Find out how to feed your skin with these complexion-boosting foods...
"Pomegranate contains many anti-oxidant and phytonutrient compounds such as Ellagic Acid, that help keep inflammation in check and support the skin during the many elements of the day, such as heating and cold air, as well as environmental toxins," explains Robyn Mason.
"Blueberries are one of the most powerful edible antioxidants thanks to its unique anthocyanains. These build up the skin's capillaries and protect them from breakages, which cause rashes and broken veins," says Dr Barbara Olioso.
"These cheerful, crunchy vegetables are sky-high in beta carotene, which strengthens the skin against sun damage," says Dr Barbara Olioso.
"Artichokes contain sillymarin and cynarin, whcih both help support the liver and gallbladder. This ensures skin doesn't turn dull and lifeless, as it gets rid of the toxins and waste from the body which also minimises puffiness," advises Robyn Mason
"These are Sicily's best kept secret... The prickly pear is a great tonic for the kidneys with its kidney detoxifying properties that help keep skin clear and glowing," says Dr Barbara Olioso.
"Bananas are rich in potassium, which helps the body cope with stress, a collagen killer. This fruit will help your skin avoid stress-related break-outs and premature ageing," says Dr Barbara Olioso.
"Broccoli contains a compound that helps boost DNA repair cells and is high in vitamin C, which is needed for collagen production, as well as folate, which is needed for healthy new cell production. Broccoli is also a great source of Sulforaphane, which helps heal the skin from UV rays," says Robyn Mason.
"Tomatoes, especially beneficial when cooked, are rich in Lycopene, which is a key anti-ageing property for the skin, so eat these whenever possible," advises Louise Thomas-Minns.
"Coconut contains triglycerides, which are healthy fats that plump up skin membranes and cells by keeping them hydrated. Without these fats, the skin becomes dehydrated no matter how much water you drink. Adequate essential fatty acids really do make the skin glow," says Robyn Mason.
"Garlic is rich in sulphur compounds and is known as the 'beauty mineral' due to its long established benefits for all kinds of skin concerns. Onions and garlic are also prebiotic foods which are good for the gut flora and supports liver detoxification - helping skin stay clear of toxin break-outs," says Robyn Mason.
"Snack on a kiwi fruit to bump up your vitamin C intake, as this is vital for boosting collagen production," says Louise Thomas-Minns.
"The fruit of passion is a rich source of vitamin C, a great collagen production booster.

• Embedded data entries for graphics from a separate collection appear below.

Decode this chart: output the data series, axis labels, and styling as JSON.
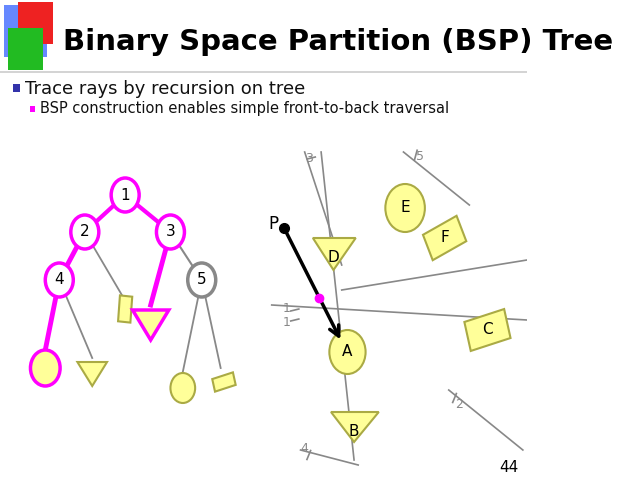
{
  "title": "Binary Space Partition (BSP) Tree",
  "bullet1": "Trace rays by recursion on tree",
  "bullet2": "BSP construction enables simple front-to-back traversal",
  "bg_color": "#ffffff",
  "title_color": "#000000",
  "magenta": "#FF00FF",
  "gray": "#888888",
  "yellow_fill": "#FFFF99",
  "yellow_stroke": "#AAAA44",
  "slide_number": "44",
  "header_blue": "#6688FF",
  "header_red": "#EE2222",
  "header_green": "#22BB22"
}
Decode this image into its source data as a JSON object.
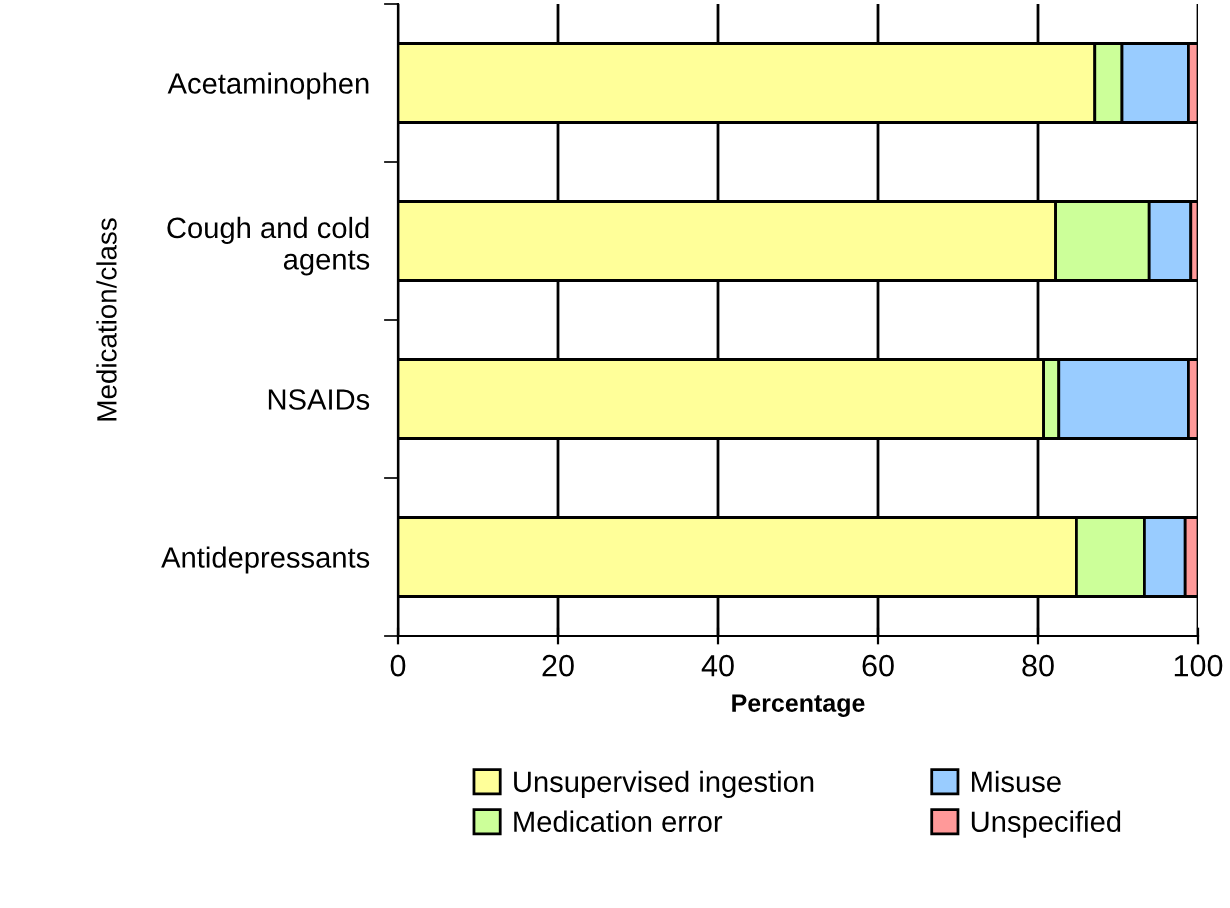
{
  "chart_data": {
    "type": "bar",
    "orientation": "horizontal",
    "stacked": true,
    "xlabel": "Percentage",
    "ylabel": "Medication/class",
    "categories": [
      "Acetaminophen",
      "Cough and cold\nagents",
      "NSAIDs",
      "Antidepressants"
    ],
    "series": [
      {
        "name": "Unsupervised ingestion",
        "color": "#ffff99",
        "values": [
          87.1,
          82.2,
          80.7,
          84.8
        ]
      },
      {
        "name": "Medication error",
        "color": "#ccff99",
        "values": [
          3.4,
          11.7,
          1.9,
          8.5
        ]
      },
      {
        "name": "Misuse",
        "color": "#99ccff",
        "values": [
          8.3,
          5.2,
          16.2,
          5.1
        ]
      },
      {
        "name": "Unspecified",
        "color": "#ff9999",
        "values": [
          1.2,
          0.9,
          1.2,
          1.6
        ]
      }
    ],
    "xlim": [
      0,
      100
    ],
    "xticks": [
      0,
      20,
      40,
      60,
      80,
      100
    ],
    "grid": "x",
    "legend": "bottom"
  }
}
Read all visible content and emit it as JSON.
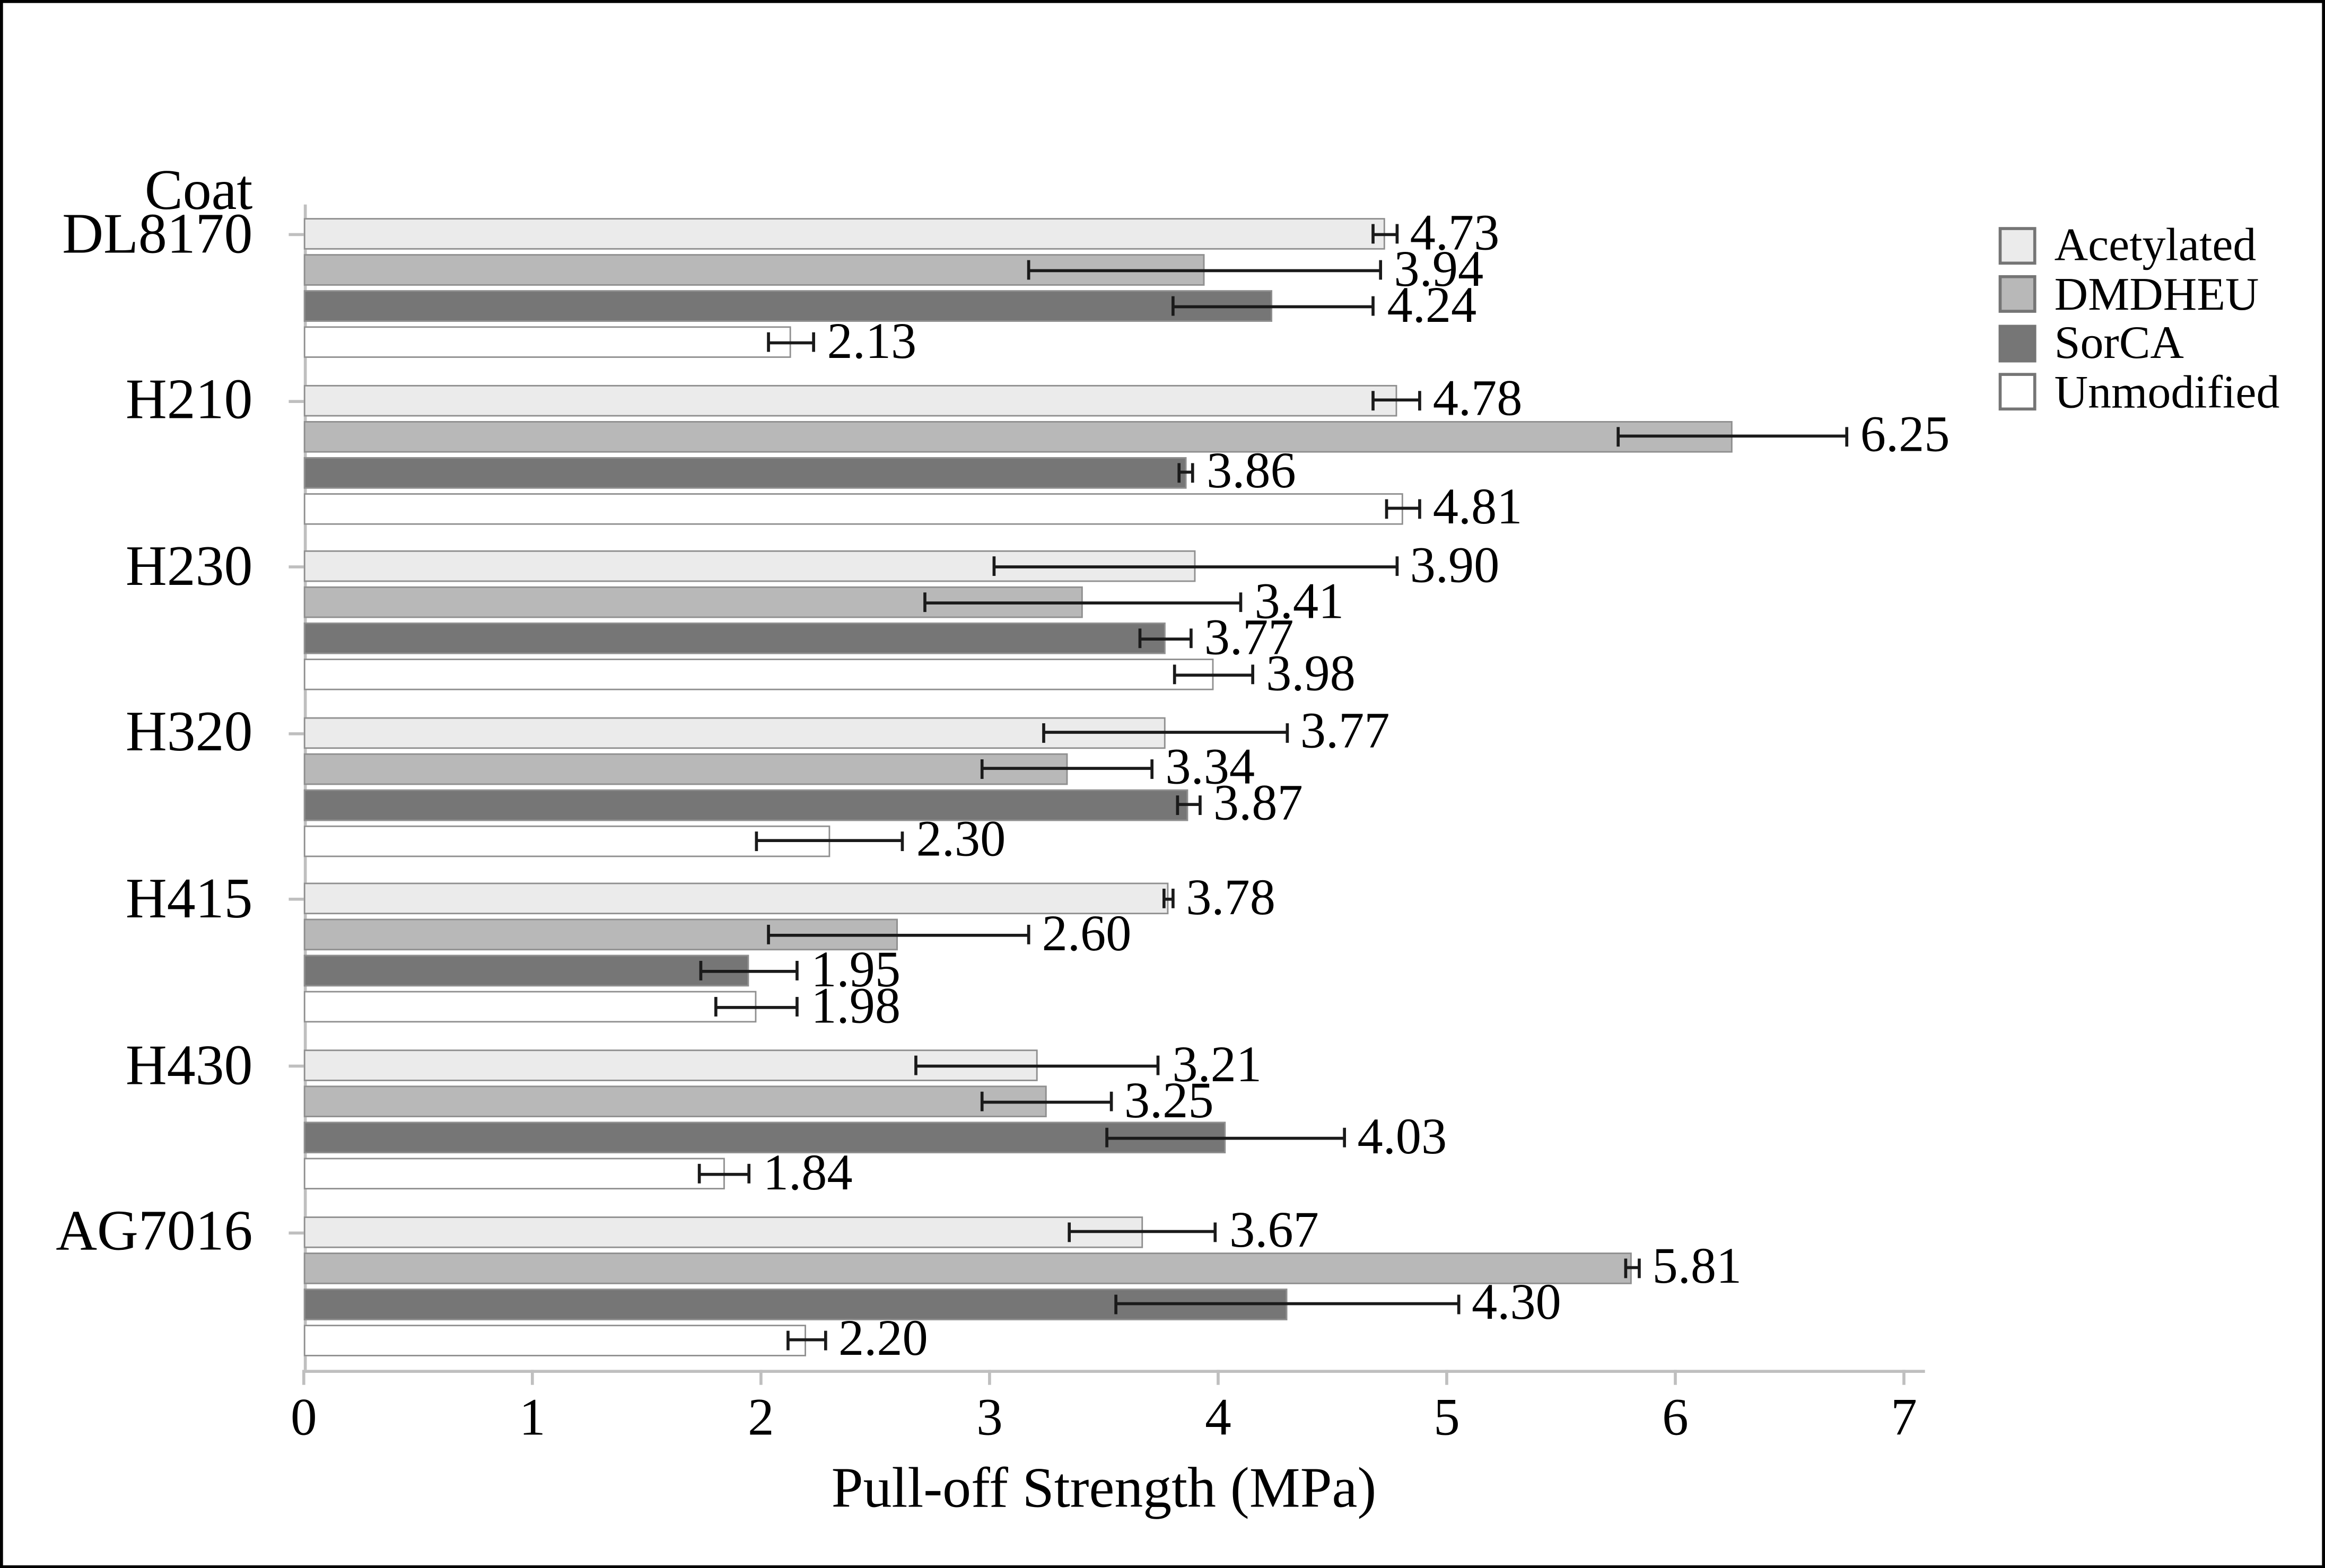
{
  "figure": {
    "title": "Coat",
    "background": "#ffffff",
    "border_color": "#000000"
  },
  "x_axis": {
    "title": "Pull-off Strength (MPa)",
    "tick_labels": [
      "0",
      "1",
      "2",
      "3",
      "4",
      "5",
      "6",
      "7"
    ],
    "axis_color": "#bfbfbf"
  },
  "legend": {
    "position": "right-top",
    "items": [
      {
        "label": "Acetylated",
        "color": "#ebebeb"
      },
      {
        "label": "DMDHEU",
        "color": "#b8b8b8"
      },
      {
        "label": "SorCA",
        "color": "#767676"
      },
      {
        "label": "Unmodified",
        "color": "#ffffff"
      }
    ]
  },
  "chart_data": {
    "type": "bar",
    "orientation": "horizontal",
    "title": "Coat",
    "xlabel": "Pull-off Strength (MPa)",
    "ylabel": "Coat",
    "xlim": [
      0,
      7
    ],
    "grid": false,
    "error_bars": true,
    "data_labels": "outside-end, 2 decimals",
    "categories": [
      "DL8170",
      "H210",
      "H230",
      "H320",
      "H415",
      "H430",
      "AG7016"
    ],
    "series": [
      {
        "name": "Acetylated",
        "color": "#ebebeb",
        "values": [
          4.73,
          4.78,
          3.9,
          3.77,
          3.78,
          3.21,
          3.67
        ],
        "errors": [
          0.05,
          0.1,
          0.88,
          0.53,
          0.02,
          0.53,
          0.32
        ]
      },
      {
        "name": "DMDHEU",
        "color": "#b8b8b8",
        "values": [
          3.94,
          6.25,
          3.41,
          3.34,
          2.6,
          3.25,
          5.81
        ],
        "errors": [
          0.77,
          0.5,
          0.69,
          0.37,
          0.57,
          0.28,
          0.03
        ]
      },
      {
        "name": "SorCA",
        "color": "#767676",
        "values": [
          4.24,
          3.86,
          3.77,
          3.87,
          1.95,
          4.03,
          4.3
        ],
        "errors": [
          0.44,
          0.03,
          0.11,
          0.05,
          0.21,
          0.52,
          0.75
        ]
      },
      {
        "name": "Unmodified",
        "color": "#ffffff",
        "values": [
          2.13,
          4.81,
          3.98,
          2.3,
          1.98,
          1.84,
          2.2
        ],
        "errors": [
          0.1,
          0.07,
          0.17,
          0.32,
          0.18,
          0.11,
          0.08
        ]
      }
    ]
  }
}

Combine these with carrots and you've got yourself a potent, but natural defence against the sun's UV rays," advises Dr Barbara Olioso.
"Kale is one of the best sources of beta-carotene, a fantastic anti-ageing anti-oxidant. In addition, it also contains other carotenoids, such as lutein and zeaxathin, which help protect the skin from UV rays. Kale also contains manganese, which is helps the Super-Oxide Dismutase, a hard-working enzyme that helps the skin fight against free radical damage," says Robyn Mason.
"The green 'butter rich' avocado is rich in nutrients and helps keep skin soothe and soft on the outside. However, these are best eaten fresh rather than in an oil form, as the oil is prone to oxidation," explains Dr. Dr Barbara Olioso.
"Pineapples not only taste great, but they contain a massive amount of vitamin A, C and the bromelain enzyme, which helps burn fat and aids digestion. For the skin, this means that it helps break down fatty tissues and is particularly beneficial for reducing cellulite," says Dr Barbara Olioso.